The Sequence a Forward Exchange Has to Follow
The qualified intermediary agreement needs to be signed and the QI engaged before the relinquished property closes, not after. At closing, the sale proceeds are assigned to the qualified intermediary and never pass through the investor's hands. From that closing date, the investor has 45 calendar days to deliver a written identification notice, and 180 calendar days total to close on the replacement property. Every one of these steps is sequence-dependent — engaging the qualified intermediary after closing, for example, can disqualify the entire exchange regardless of how well everything else is handled.
A Colorado file involving a listing broker, a lender, and a qualified intermediary who have not worked together before needs this sequence explained early, since a well-meaning but out-of-order step by any one party can undo the whole structure.
This is especially true when the relinquished sale is under time pressure of its own — a buyer pushing for a fast Front Range closing can accidentally outrun the exchange paperwork if the qualified intermediary is not already engaged before that closing date is set.
Coordinating Both Sides of the Transaction
Forward exchange coordination means the relinquished sale and the replacement purchase are tracked as one connected timeline rather than two separate deals. A Front Range investor selling an industrial building while simultaneously touring Colorado Springs or Fort Collins replacement candidates needs the sale closing date locked in early, since that date sets both the 45-day and 180-day deadlines with no flexibility once it is set.
Once that date is fixed, both sides of the transaction get tracked on one calendar rather than treated as separate deals — a lender delay on the replacement side and a title question on the relinquished side both compete for the same fixed runway, so they need to be visible together.
Where Forward Exchanges Run Into Trouble
The recurring failure points in a forward exchange are consistent enough to check against directly on every Colorado file.
- engaging the qualified intermediary too late, after the relinquished sale is already under contract to close
- constructive receipt — sale proceeds briefly touching the investor's account before reaching the qualified intermediary
- an identification notice that is verbal or informal rather than written, signed, and delivered
- a replacement purchase that falls through late, with no backup candidate from the identification list
- debt replacement falling short, creating unplanned mortgage boot at closing
Colorado Timing Considerations
Statewide, forward exchange timing depends heavily on which submarket the replacement search covers. Front Range industrial and multifamily inventory can move quickly, which helps meet the 45-day identification deadline but can also mean a candidate property sells to another buyer while the investor is still finalizing due diligence. Western Slope and resort-county replacement searches often need more lead time built into the identification phase, since inventory is thinner and site access can be seasonal.
A Colorado investor selling in one region and buying in another — a Denver metro sale funding a Western Slope purchase, for example — needs both regional calendars reconciled against the same 45-day and 180-day dates.

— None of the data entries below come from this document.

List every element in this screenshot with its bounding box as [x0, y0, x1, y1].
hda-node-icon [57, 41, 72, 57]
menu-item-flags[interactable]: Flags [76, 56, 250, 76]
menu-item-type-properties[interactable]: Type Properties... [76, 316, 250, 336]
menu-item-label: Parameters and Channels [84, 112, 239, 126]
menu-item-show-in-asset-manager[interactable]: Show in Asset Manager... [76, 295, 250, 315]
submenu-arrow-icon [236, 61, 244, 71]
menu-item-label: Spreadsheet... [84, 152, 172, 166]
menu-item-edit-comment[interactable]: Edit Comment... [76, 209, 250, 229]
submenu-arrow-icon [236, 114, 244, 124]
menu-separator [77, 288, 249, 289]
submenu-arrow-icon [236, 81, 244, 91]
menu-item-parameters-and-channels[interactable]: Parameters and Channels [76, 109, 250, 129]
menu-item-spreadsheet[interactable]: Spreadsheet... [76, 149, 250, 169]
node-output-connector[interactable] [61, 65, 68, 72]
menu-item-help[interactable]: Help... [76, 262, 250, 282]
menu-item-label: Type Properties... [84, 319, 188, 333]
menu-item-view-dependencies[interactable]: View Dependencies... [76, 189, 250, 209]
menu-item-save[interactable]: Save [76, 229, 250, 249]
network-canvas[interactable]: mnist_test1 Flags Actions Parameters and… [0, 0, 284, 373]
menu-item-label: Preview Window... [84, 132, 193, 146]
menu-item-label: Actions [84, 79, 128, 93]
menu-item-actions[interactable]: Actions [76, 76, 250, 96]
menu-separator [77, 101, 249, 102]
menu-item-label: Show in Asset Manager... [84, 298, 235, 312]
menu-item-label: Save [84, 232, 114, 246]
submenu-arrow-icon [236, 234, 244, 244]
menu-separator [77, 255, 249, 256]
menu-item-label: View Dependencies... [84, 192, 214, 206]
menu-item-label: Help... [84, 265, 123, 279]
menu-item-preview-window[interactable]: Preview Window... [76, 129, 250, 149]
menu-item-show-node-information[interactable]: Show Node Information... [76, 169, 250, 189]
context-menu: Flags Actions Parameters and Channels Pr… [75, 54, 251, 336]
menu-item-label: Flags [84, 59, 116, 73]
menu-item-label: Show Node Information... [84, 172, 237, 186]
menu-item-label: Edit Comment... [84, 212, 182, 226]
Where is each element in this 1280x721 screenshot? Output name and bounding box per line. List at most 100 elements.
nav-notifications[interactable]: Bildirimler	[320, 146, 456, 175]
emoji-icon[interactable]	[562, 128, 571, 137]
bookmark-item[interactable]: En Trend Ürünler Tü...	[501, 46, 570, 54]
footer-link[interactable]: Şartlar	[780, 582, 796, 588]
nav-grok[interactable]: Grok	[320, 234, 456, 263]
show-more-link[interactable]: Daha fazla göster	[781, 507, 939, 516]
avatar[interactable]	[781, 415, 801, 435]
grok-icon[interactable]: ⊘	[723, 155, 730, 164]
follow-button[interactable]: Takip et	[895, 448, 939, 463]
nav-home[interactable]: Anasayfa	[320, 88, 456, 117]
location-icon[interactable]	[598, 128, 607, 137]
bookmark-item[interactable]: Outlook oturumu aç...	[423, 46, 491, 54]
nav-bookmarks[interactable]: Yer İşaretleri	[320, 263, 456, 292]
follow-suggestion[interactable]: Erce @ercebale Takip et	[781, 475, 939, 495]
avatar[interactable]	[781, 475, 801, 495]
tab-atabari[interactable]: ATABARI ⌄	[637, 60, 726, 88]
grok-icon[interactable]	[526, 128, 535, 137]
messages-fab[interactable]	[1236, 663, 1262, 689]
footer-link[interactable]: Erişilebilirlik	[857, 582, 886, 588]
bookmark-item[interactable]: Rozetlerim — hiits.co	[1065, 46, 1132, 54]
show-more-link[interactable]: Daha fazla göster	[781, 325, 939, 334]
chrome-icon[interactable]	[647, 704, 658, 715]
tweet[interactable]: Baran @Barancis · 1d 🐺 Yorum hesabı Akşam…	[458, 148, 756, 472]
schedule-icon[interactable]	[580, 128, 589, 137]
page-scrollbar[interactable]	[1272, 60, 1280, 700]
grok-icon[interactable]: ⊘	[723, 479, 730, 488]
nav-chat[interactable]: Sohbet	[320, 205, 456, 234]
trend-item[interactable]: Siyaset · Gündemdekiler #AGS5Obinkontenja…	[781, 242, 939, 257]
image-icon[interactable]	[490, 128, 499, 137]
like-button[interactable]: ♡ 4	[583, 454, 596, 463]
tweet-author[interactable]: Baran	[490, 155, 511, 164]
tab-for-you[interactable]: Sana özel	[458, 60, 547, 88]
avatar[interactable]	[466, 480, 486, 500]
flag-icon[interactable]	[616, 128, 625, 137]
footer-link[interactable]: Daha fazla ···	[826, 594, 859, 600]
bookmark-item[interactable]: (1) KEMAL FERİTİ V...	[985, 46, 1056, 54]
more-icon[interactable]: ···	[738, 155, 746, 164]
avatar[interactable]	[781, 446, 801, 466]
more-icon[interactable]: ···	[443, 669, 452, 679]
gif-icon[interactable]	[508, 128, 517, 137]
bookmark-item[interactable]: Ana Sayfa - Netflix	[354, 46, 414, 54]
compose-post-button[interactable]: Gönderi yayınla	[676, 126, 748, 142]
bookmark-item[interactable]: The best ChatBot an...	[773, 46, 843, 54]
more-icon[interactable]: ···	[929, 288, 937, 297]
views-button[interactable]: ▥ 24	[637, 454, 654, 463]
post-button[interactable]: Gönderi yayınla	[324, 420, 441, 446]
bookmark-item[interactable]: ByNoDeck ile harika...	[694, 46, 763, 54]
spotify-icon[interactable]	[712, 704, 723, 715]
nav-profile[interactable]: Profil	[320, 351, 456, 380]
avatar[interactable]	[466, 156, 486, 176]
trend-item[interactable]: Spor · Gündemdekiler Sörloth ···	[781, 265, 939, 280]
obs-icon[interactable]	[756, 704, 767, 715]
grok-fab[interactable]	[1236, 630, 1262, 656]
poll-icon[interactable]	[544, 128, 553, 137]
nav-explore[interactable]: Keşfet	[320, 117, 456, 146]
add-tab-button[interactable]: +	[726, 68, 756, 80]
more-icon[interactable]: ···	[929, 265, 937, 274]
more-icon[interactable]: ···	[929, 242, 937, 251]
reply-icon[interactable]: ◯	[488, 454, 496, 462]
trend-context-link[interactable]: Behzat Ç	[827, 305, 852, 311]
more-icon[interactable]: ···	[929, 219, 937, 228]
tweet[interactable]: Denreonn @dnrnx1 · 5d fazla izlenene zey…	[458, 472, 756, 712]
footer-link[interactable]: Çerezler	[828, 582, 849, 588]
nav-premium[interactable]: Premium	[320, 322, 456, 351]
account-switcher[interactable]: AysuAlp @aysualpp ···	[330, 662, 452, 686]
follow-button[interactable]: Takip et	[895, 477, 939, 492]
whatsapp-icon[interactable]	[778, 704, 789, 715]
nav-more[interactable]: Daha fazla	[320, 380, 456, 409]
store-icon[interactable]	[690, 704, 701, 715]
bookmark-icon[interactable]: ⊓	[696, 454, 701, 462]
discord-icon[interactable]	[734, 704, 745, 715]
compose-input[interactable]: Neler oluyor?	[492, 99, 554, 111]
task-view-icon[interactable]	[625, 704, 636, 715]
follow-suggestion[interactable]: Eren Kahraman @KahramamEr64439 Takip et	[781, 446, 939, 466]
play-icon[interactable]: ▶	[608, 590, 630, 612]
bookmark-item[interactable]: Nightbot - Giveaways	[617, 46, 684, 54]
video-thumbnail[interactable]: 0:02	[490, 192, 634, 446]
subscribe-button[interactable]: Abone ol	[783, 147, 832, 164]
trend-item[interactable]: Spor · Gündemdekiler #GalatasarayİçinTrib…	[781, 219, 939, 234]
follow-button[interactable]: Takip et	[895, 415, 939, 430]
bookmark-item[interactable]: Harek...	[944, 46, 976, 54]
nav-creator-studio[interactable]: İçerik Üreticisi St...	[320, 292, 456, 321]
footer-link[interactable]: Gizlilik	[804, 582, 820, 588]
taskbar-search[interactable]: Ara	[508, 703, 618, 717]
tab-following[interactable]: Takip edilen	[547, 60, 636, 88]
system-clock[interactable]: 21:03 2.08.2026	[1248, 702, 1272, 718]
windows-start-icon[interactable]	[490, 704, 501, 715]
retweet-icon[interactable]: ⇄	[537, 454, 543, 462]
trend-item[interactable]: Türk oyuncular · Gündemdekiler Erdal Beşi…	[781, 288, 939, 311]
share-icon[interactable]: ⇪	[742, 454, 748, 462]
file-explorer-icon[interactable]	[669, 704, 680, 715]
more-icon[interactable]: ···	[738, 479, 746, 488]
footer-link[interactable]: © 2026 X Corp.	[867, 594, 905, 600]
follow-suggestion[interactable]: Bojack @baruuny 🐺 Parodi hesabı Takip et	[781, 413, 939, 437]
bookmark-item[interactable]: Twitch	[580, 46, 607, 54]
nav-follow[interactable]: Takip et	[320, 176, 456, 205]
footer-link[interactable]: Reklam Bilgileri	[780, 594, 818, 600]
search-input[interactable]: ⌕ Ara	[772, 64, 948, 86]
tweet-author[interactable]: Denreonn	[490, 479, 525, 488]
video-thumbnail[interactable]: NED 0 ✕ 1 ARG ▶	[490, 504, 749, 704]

Coordinating With the Advisor Team
Forward exchange coordination brings the qualified intermediary, lender, broker, and title company onto one calendar, with the investor's tax advisor confirming the exchange structure at the outset. This service manages the sequencing and scheduling; it does not provide tax or legal advice, and investors should confirm exchange eligibility and structure with their tax advisor before the relinquished property is listed.
Bringing that advisor team together early, before the relinquished Colorado listing goes live, is what keeps a forward exchange from turning into a scramble once the sale closing date is actually set.
Common 1031 Exchange Questions
What makes an exchange a forward exchange rather than a reverse exchange?
In a forward exchange, the relinquished property sells first and the replacement property is acquired afterward, within the 45-day and 180-day windows. A reverse exchange runs that order backward, which changes which entity holds title during the transition.
When does the qualified intermediary need to be engaged?
Before the relinquished property closes. Engaging the QI after that closing date can disqualify the exchange because the sale proceeds must be assigned to the intermediary at closing, not afterward.
Can the investor touch the sale proceeds at any point?
No. Any actual or constructive receipt of the funds — even briefly passing through the investor's own account — can break the exchange, regardless of intent to reinvest in a Colorado replacement property.
What happens if the identified replacement property falls out of contract?
This is why a backup candidate from the identification list matters. Without one, the investor may run out of time inside the 180-day window to find and close on a substitute property.
Does a forward exchange work the same way for a DST replacement as a direct property?
The sequencing is the same — sale proceeds go to the qualified intermediary, identification happens within 45 days, and the subscription or purchase closes within 180 days — though DST subscription timing is usually more predictable than a direct Colorado closing, and combining a Front Range purchase with a Western Slope purchase in the same exchange just means both regional timelines get tracked against the same 45-day and 180-day dates.